The Giving Green Fund plans to award a restricted grant to CarbonPlan, a US-based nonprofit that analyzes the design and efficacy of climate projects and programs, primarily those related to carbon offsets, carbon removal, and climate risks. This is one of a series of ecosystem grants supporting foundational work to unlock innovative policy approaches for durable carbon dioxide removal (CDR) demand.


CarbonPlan falls within our philanthropic strategy of carbon dioxide removal. Please see Giving Green’s deep dive report on CDR for more information, including risks and potential co-benefits, recommended sub-strategies, theory of change, funding need, and key uncertainties.


Last updated: October 2024


What is CarbonPlan?

Founded in 2020, CarbonPlan is a US-based nonprofit that analyzes the design and efficacy of public and private projects and programs in the context of carbon offsets, CDR, and climate risks. CarbonPlan conducts research, develops policy, and builds software to help improve climate programs across the private and public sectors.


What are we funding at CarbonPlan and how could it help scale demand for CDR?

This grant funds CarbonPlan’s exploration of questions and contexts outside of conventional demand policies (i.e. credit-based carbon markets), which we think will motivate new and creative research design and applications.

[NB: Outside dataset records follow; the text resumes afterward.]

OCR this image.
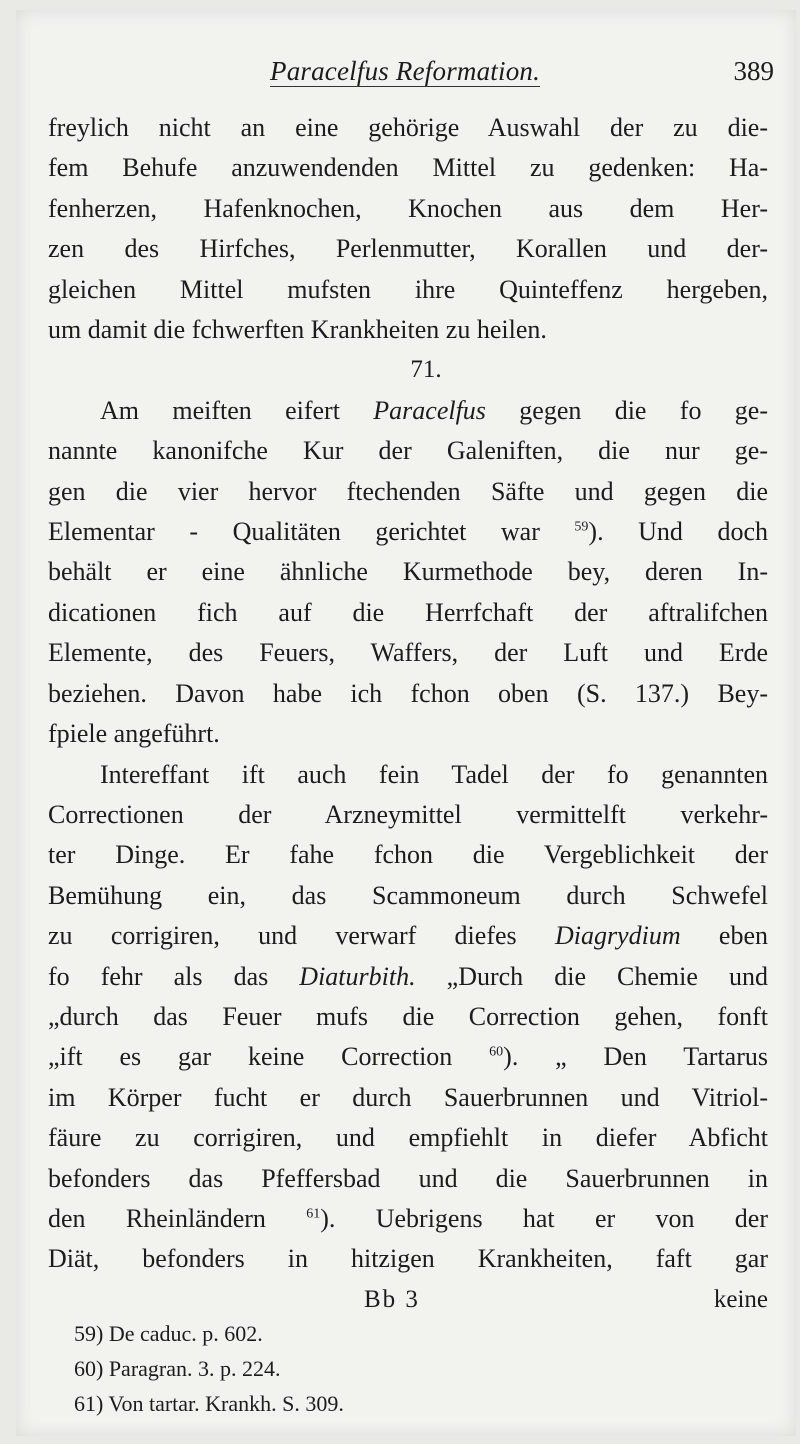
Paracelfus Reformation.	389
freylich nicht an eine gehörige Auswahl der zu die-
fem Behufe anzuwendenden Mittel zu gedenken: Ha-
fenherzen, Hafenknochen, Knochen aus dem Her-
zen des Hirfches, Perlenmutter, Korallen und der-
gleichen Mittel mufsten ihre Quinteffenz hergeben,
um damit die fchwerften Krankheiten zu heilen.
71.
Am meiften eifert Paracelfus gegen die fo ge-
nannte kanonifche Kur der Galeniften, die nur ge-
gen die vier hervor ftechenden Säfte und gegen die
Elementar - Qualitäten gerichtet war $^{59}$). Und doch
behält er eine ähnliche Kurmethode bey, deren In-
dicationen fich auf die Herrfchaft der aftralifchen
Elemente, des Feuers, Waffers, der Luft und Erde
beziehen. Davon habe ich fchon oben (S. 137.) Bey-
fpiele angeführt.
Intereffant ift auch fein Tadel der fo genannten
Correctionen der Arzneymittel vermittelft verkehr-
ter Dinge. Er fahe fchon die Vergeblichkeit der
Bemühung ein, das Scammoneum durch Schwefel
zu corrigiren, und verwarf diefes Diagrydium eben
fo fehr als das Diaturbith. „Durch die Chemie und
„durch das Feuer mufs die Correction gehen, fonft
„ift es gar keine Correction $^{60}$). „ Den Tartarus
im Körper fucht er durch Sauerbrunnen und Vitriol-
fäure zu corrigiren, und empfiehlt in diefer Abficht
befonders das Pfeffersbad und die Sauerbrunnen in
den Rheinländern $^{61}$). Uebrigens hat er von der
Diät, befonders in hitzigen Krankheiten, faft gar
Bb 3	keine
59) De caduc. p. 602.
60) Paragran. 3. p. 224.
61) Von tartar. Krankh. S. 309.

We think this could expand understanding of how, where, and to what extent CDR can be embedded across industries and applications, unlocking new opportunities to scale CDR demand to meet climate targets. 

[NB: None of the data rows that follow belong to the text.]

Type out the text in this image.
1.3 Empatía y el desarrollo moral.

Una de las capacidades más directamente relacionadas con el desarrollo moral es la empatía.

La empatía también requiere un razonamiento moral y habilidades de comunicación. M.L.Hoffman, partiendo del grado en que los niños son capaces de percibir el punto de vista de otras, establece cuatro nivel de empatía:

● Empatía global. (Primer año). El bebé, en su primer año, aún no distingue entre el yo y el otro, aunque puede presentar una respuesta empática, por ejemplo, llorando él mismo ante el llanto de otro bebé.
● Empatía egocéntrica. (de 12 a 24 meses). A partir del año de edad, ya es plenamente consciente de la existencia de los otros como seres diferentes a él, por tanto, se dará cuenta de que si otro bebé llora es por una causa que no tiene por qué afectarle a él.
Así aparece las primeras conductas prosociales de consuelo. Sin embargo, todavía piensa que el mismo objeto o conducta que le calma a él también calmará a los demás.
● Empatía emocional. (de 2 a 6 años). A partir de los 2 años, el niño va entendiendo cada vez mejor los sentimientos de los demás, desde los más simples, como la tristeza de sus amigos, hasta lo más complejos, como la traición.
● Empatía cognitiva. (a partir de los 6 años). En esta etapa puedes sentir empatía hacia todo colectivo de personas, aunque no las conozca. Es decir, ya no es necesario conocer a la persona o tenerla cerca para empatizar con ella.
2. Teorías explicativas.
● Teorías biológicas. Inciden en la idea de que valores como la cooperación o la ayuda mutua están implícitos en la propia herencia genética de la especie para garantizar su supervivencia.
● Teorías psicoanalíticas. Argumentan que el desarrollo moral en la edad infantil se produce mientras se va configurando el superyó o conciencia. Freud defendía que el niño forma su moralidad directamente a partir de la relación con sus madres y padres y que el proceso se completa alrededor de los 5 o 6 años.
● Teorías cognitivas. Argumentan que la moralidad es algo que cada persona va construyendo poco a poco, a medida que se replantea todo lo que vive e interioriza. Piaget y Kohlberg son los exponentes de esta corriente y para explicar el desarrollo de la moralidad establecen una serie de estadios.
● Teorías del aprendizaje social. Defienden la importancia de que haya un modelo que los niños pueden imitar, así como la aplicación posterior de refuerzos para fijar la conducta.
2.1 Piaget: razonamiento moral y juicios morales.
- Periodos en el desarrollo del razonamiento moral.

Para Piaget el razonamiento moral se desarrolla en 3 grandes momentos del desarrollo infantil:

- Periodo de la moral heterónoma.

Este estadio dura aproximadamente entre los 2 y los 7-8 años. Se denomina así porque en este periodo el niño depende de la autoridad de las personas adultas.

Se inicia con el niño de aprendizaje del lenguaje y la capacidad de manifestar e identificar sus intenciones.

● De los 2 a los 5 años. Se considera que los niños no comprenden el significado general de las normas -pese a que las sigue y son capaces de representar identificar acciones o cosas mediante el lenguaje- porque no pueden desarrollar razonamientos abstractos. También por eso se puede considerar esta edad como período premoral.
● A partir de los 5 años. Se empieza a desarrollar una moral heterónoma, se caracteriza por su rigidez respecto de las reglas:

Specifically, CarbonPlan will conduct research on agricultural lime, a soil additive, and its comparative CDR potential. Conventional thinking suggests that carbon credits could be used as financial subsidies for farmers to amend their practices to include additives that sequester carbon. However, the use of agricultural lime is currently incentivized through pay-for-practice policies (policies that subsidize implementation rather than performance) in the US; according to CarbonPlan, it is difficult to integrate agricultural lime into existing carbon markets because of the challenge of determining additionality. CarbonPlan is modeling CDR outcomes of agricultural lime and silicates, which are more well-established and understood in the context of carbon markets, to compare conditions under which one might outperform the other in terms of net climate benefits. In contexts where their findings show that agricultural lime has greater climate benefit, their evidence could be used to support the expansion of pay-for-practice policies for agricultural lime, thus (a) increasing demand for and deployment of this CDR practice and (b) providing a proof point for policies that do not rely on credit-based financing. CarbonPlan plans to publish results in an academic paper as well as a public-facing explainer.


Why do we think CarbonPlan will use this funding well? 

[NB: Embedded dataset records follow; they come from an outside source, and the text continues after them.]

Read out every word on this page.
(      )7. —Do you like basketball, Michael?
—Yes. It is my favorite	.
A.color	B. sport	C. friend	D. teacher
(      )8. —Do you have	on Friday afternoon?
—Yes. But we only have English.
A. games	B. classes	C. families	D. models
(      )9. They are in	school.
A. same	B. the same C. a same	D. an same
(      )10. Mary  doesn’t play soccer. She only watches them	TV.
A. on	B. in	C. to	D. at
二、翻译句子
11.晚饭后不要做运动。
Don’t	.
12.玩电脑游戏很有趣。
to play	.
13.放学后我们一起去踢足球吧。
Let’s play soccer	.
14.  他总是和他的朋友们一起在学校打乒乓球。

CarbonPlan’s team has deep technical expertise and a track record of producing high-quality and influential tools, research, and commentary, as evidenced by its collaborations with Frontier and strong partnerships with CDR companies, scientists, and other ecosystem actors. Because of this, we think that it is well-positioned to conduct strategic and rigorous research to support meaningful shifts in policy and market approaches.


 

Giving Green believes that additional climate donations are likely to be most impactful when directed to our top nonprofits. For a number of reasons, we may choose to recommend grants to other organizations for work that we believe is at least as impactful as grants to our top recommendations. We are highlighting this grant to offer transparency to donors to the Giving Green Fund as well as to provide a resource for donors who are particularly interested in this impact strategy. This is a nonpartisan analysis (study or research) and is provided for educational purposes.